Enhanced Modulation Dynamic Performance of Optically-Injected Widely-Tunable Semiconductor Lasers

This dissertation is devoted to a comprehensive theoretical and modelling study of dynamic modulation characteristics of semiconductor wide-wavelength tunable laser diodes (TLDs). The two major goals were to investigate how modulation properties of a TLD depend on the wavelength tuning, and how the modulation performance of a TLD can be enhanced in terms of the achievable speed and improved frequency chirping behaviour under the direct modulation regimes using external light for optical injection-locking (OIL). It is demonstrated that modulation performance of free running (FR) widely tunable lasers strongly depends on the tuned lasing wavelength. The relaxation oscillation frequency (ROF) of FR TLD increases from 2.2 GHz to 5.5 GHz with tuning. The main results of investigation of modulation dynamics of OIL TLDs include demonstration of substantial (up to an order of magnitude) increase of the ROF and the modulation bandwidth in comparison with the FR regime and investigation of dependence of ROF on the wavelength tuning. The ROF increases to 24 GHz. We prove that the ROF of the OIL TLD is defined by the difference between the injected master laser’s light frequency and the cavity shifted mode frequency. The latter non-lasing mode has been identified as corresponding to the amplified spontaneous emission and was clearly reproduced in CW spectra of a steady-state OIL TLD. This finding has important practical implications as it allows to directly relating the CW lasing spectra fine features with dynamic performance of the OIL TLDs.
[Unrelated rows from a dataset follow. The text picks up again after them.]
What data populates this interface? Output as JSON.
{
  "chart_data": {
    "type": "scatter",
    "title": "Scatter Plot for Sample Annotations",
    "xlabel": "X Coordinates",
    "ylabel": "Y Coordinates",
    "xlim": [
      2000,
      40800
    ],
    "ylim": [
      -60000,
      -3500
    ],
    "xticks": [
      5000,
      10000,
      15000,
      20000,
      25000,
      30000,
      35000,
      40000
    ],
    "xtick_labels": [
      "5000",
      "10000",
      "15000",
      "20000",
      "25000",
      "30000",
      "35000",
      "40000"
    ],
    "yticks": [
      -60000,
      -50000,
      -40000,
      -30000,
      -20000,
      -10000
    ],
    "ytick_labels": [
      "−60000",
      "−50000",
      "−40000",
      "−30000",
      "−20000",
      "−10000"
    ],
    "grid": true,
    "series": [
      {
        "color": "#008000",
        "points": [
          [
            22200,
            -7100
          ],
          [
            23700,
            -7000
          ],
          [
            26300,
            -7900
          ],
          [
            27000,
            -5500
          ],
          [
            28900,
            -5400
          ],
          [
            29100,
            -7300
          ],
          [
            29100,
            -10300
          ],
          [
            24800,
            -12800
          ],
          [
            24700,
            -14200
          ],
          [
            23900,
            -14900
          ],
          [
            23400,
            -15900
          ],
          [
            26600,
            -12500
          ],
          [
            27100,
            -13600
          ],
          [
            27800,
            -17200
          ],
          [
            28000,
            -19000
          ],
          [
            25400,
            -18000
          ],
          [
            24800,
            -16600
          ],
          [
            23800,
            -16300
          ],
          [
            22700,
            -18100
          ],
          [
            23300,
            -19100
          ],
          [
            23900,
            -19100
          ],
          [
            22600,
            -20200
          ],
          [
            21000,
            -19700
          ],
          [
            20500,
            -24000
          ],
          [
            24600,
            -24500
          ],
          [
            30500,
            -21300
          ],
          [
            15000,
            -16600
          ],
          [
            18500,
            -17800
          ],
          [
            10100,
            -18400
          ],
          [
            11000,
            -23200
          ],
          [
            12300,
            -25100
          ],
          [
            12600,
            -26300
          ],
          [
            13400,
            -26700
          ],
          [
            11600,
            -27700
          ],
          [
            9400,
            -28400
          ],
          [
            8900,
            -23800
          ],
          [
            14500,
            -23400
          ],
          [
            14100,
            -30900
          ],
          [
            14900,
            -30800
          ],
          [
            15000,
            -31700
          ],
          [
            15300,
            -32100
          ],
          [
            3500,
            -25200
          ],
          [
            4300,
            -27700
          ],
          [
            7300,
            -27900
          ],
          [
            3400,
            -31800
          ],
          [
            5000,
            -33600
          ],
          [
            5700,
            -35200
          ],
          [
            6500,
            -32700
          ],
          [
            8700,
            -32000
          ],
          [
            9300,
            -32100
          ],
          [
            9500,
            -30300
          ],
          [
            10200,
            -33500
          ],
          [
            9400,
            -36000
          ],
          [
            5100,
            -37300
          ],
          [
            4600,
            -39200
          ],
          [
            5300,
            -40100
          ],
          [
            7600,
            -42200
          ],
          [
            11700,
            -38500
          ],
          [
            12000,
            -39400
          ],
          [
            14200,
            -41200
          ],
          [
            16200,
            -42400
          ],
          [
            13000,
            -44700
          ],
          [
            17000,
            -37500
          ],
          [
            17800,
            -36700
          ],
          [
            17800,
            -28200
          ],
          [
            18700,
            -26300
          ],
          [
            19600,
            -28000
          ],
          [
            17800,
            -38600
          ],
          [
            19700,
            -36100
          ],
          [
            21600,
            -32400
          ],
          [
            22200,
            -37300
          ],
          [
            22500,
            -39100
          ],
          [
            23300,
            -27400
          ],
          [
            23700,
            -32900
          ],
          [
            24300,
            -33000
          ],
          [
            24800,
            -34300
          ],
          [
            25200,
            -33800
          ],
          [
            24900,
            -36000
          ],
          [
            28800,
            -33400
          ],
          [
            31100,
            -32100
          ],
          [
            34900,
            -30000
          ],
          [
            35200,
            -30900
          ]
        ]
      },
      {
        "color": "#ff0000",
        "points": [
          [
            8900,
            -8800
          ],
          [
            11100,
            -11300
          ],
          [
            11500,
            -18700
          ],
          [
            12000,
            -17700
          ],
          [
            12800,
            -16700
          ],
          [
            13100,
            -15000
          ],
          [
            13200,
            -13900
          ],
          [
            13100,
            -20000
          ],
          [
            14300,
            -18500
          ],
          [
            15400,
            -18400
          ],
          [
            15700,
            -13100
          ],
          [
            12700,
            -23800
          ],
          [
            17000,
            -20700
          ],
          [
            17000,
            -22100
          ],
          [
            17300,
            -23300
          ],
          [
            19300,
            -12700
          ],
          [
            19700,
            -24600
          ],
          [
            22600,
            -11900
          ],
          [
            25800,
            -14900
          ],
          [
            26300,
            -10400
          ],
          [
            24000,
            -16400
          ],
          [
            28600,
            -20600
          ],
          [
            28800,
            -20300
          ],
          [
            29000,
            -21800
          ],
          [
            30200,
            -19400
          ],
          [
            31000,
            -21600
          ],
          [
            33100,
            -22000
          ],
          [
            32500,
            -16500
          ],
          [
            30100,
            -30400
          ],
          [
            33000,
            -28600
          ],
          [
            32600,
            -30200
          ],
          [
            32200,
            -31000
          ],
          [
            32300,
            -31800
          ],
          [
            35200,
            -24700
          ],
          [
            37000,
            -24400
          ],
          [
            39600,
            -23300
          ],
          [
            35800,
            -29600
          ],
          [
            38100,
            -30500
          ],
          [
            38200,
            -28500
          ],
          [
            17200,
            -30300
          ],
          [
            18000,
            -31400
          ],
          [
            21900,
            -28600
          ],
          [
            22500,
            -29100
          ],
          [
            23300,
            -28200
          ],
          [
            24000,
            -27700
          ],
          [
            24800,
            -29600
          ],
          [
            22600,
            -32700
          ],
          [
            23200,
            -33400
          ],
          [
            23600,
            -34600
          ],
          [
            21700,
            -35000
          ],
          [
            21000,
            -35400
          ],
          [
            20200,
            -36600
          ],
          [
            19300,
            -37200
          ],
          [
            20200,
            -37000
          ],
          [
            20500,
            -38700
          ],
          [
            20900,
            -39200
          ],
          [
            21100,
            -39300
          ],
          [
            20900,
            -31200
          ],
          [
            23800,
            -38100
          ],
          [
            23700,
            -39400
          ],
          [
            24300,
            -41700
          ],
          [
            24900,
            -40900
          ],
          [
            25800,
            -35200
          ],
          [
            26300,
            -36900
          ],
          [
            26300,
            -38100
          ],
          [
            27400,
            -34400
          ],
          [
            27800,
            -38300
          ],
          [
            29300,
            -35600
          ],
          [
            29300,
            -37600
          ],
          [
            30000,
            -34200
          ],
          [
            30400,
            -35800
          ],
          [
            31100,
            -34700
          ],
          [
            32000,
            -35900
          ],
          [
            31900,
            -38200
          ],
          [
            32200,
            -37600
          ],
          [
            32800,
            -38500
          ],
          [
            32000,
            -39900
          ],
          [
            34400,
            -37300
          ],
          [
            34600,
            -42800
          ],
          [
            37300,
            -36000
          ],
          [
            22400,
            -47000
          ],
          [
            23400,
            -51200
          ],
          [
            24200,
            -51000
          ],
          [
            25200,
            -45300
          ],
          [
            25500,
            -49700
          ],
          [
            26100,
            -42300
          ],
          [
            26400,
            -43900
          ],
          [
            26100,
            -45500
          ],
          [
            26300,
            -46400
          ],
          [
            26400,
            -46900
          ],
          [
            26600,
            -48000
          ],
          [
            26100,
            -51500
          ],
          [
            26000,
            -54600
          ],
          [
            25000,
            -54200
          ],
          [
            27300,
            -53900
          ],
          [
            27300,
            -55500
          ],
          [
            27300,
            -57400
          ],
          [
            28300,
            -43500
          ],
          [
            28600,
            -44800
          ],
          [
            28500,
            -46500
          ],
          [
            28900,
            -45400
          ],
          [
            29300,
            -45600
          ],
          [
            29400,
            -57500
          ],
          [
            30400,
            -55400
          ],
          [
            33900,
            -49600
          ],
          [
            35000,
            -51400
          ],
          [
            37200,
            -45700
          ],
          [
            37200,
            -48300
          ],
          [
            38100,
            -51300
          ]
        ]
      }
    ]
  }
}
Important results were obtained for case of large-signal modulation of the OIL TLD and for a large frequency detuning for side-mode optical injection regime when the master laser’s light is injected near the side-mode of FR TLD with large SMSR. Direct large-signal modulation of the OIL TLD using pseudo-random bit sequence shows superior performance in terms of enhanced modulation speed.